Now the pressure on state education funding at the kindergarten-to-12th-grade level threatens to make an already painful retrenchment even worse. How much worse will be the focus of an aggressive General Assembly lobbying effort.
"The top couple priorities, in alphabetical order, are protect education funding and protect education funding," said Montgomery County Council member Nancy Floreen (D-At Large).
In addition to legislative outreach efforts orchestrated by County Executive Isiah Leggett's administration and the schools, the council president is planning weekly meetings in Annapolis with legislative leaders from Montgomery. "I'm going to make it my business to be there a lot," Ervin said.
Ervin, for example, wants changes to a state law that requires counties to maintain their education spending levels or face potential penalties. For years, when local tax receipts were booming, Montgomery routinely exceeded those minimum spending levels. Ervin wants a clear mechanism in the law to give counties a temporary out if their schools have performed well but they are facing a fiscal crunch.
"There should be a way to weigh what the county has done to promote excellence in your school system, and you should be given credit for that," Ervin said.

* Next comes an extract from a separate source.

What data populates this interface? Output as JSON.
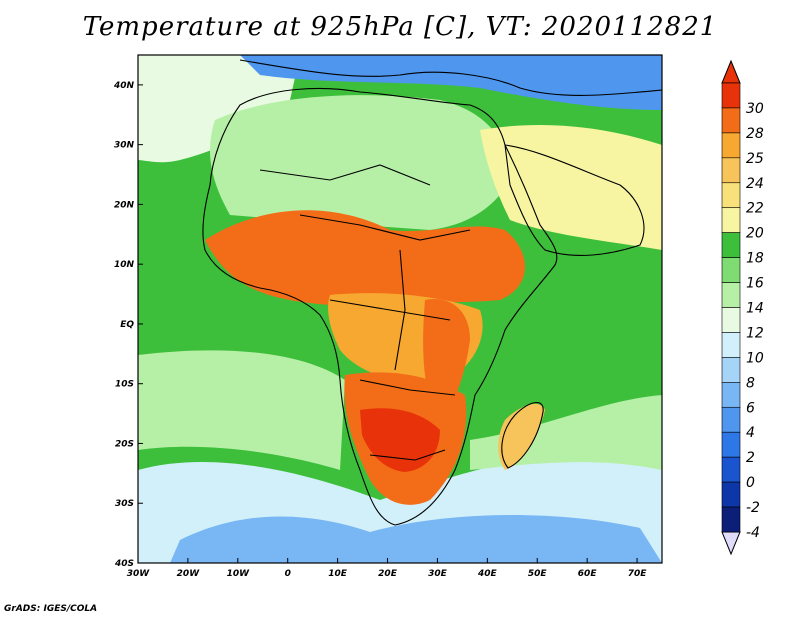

The "maintenance of effort" issue is a particular concern in Montgomery, where school enrollment is increasing and adding significant new costs. Counties are penalized under the law only if state spending rises. Such spending could go up in some counties and down in others, depending on state education formulas.
Montgomery officials, for example, don't know what would be worse - the education funding changes that O'Malley might propose, or the haggling over them that might ensue. The give-and-take over education dollars could easily lend momentum to the idea of shifting part of the state's ballooning teacher pension costs to Montgomery.
Many county officials were "very relieved" that O'Malley has said he would not include the pension change in his budget proposal, Ervin said. But that was only a temporary reprieve. "Tomorrow's another day," she said.
Staff writer Ann E. Marimow contributed to this report.